NPredToSample = round(linspace(1,D,10)); % linear spacing of dimensions
cvloss = zeros(numel(NPredToSample),1);
learner = templateKNN('NumNeighbors',2);
for npred=1:numel(NPredToSample)
   subspace = fitcensemble(X,Y,'Method','Subspace','Learners',learner, ...
       'NPredToSample',NPredToSample(npred),'CrossVal','On');
   cvloss(npred) = kfoldLoss(subspace);
   fprintf('Random Subspace %i done.\n',npred);
end

Random Subspace 1 done.
Random Subspace 2 done.
Random Subspace 3 done.
Random Subspace 4 done.
Random Subspace 5 done.
Random Subspace 6 done.
Random Subspace 7 done.
Random Subspace 8 done.
Random Subspace 9 done.
Random Subspace 10 done.

figure; % plot the accuracy versus dimension
plot(NPredToSample,cvloss);
xlabel('Number of predictors selected at random');
ylabel('10 fold classification error');
title('KNN classification with Random Subspace');

Figure contains an axes object. The axes object with title KNN classification with Random Subspace, xlabel Number of predictors selected at random, ylabel 10 fold classification error contains an object of type line.

The ensembles that use five and eight predictors per learner have the lowest cross-validated error.

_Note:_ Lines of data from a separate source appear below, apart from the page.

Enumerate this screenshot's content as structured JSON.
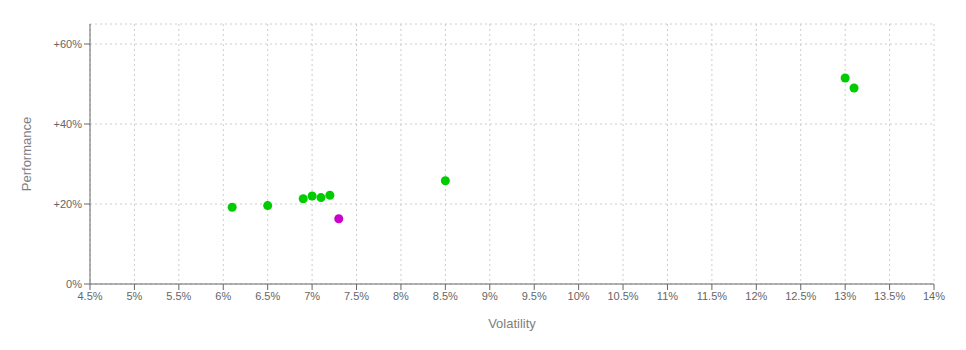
{
  "chart_data": {
    "type": "scatter",
    "xlabel": "Volatility",
    "ylabel": "Performance",
    "xlim": [
      0.045,
      0.14
    ],
    "ylim": [
      0.0,
      0.65
    ],
    "xticks": [
      {
        "value": 0.045,
        "label": "4.5%"
      },
      {
        "value": 0.05,
        "label": "5%"
      },
      {
        "value": 0.055,
        "label": "5.5%"
      },
      {
        "value": 0.06,
        "label": "6%"
      },
      {
        "value": 0.065,
        "label": "6.5%"
      },
      {
        "value": 0.07,
        "label": "7%"
      },
      {
        "value": 0.075,
        "label": "7.5%"
      },
      {
        "value": 0.08,
        "label": "8%"
      },
      {
        "value": 0.085,
        "label": "8.5%"
      },
      {
        "value": 0.09,
        "label": "9%"
      },
      {
        "value": 0.095,
        "label": "9.5%"
      },
      {
        "value": 0.1,
        "label": "10%"
      },
      {
        "value": 0.105,
        "label": "10.5%"
      },
      {
        "value": 0.11,
        "label": "11%"
      },
      {
        "value": 0.115,
        "label": "11.5%"
      },
      {
        "value": 0.12,
        "label": "12%"
      },
      {
        "value": 0.125,
        "label": "12.5%"
      },
      {
        "value": 0.13,
        "label": "13%"
      },
      {
        "value": 0.135,
        "label": "13.5%"
      },
      {
        "value": 0.14,
        "label": "14%"
      }
    ],
    "yticks": [
      {
        "value": 0.0,
        "label": "0%"
      },
      {
        "value": 0.2,
        "label": "+20%"
      },
      {
        "value": 0.4,
        "label": "+40%"
      },
      {
        "value": 0.6,
        "label": "+60%"
      }
    ],
    "grid": true,
    "series": [
      {
        "color": "#00cc00",
        "x": [
          0.061,
          0.065,
          0.069,
          0.07,
          0.071,
          0.072,
          0.085,
          0.13,
          0.131
        ],
        "values": [
          0.192,
          0.196,
          0.213,
          0.22,
          0.216,
          0.222,
          0.258,
          0.515,
          0.49
        ]
      },
      {
        "color": "#cc00cc",
        "x": [
          0.073
        ],
        "values": [
          0.163
        ]
      }
    ]
  }
}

The error rate for these ensembles is about 0.06, while the other ensembles have cross-validated error rates that are approximately 0.1 or more.

Find a good ensemble size

Find the smallest number of learners in the ensemble that still give good classification.

ens = fitcensemble(X,Y,'Method','Subspace','Learners',learner, ...
       'NPredToSample',5,'CrossVal','on');
figure; % Plot the accuracy versus number in ensemble
plot(kfoldLoss(ens,'Mode','Cumulative'))
xlabel('Number of learners in ensemble');
ylabel('10 fold classification error');
title('KNN classification with Random Subspace');

Figure contains an axes object. The axes object with title KNN classification with Random Subspace, xlabel Number of learners in ensemble, ylabel 10 fold classification error contains an object of type line.

There seems to be no advantage in an ensemble with more than 50 or so learners. It is possible that 25 learners gives good predictions.

Create a final ensemble

Construct a final ensemble with 50 learners. Compact the ensemble and see if the compacted version saves an appreciable amount of memory.

ens = fitcensemble(X,Y,'Method','Subspace','NumLearningCycles',50,...
    'Learners',learner,'NPredToSample',5);
cens = compact(ens);
s1 = whos('ens');
s2 = whos('cens');
[s1.bytes s2.bytes] % si.bytes = size in bytes

ans = 1×2

     1742840     1512100

The compact ensemble is about 10% smaller than the full ensemble. Both give the same predictions.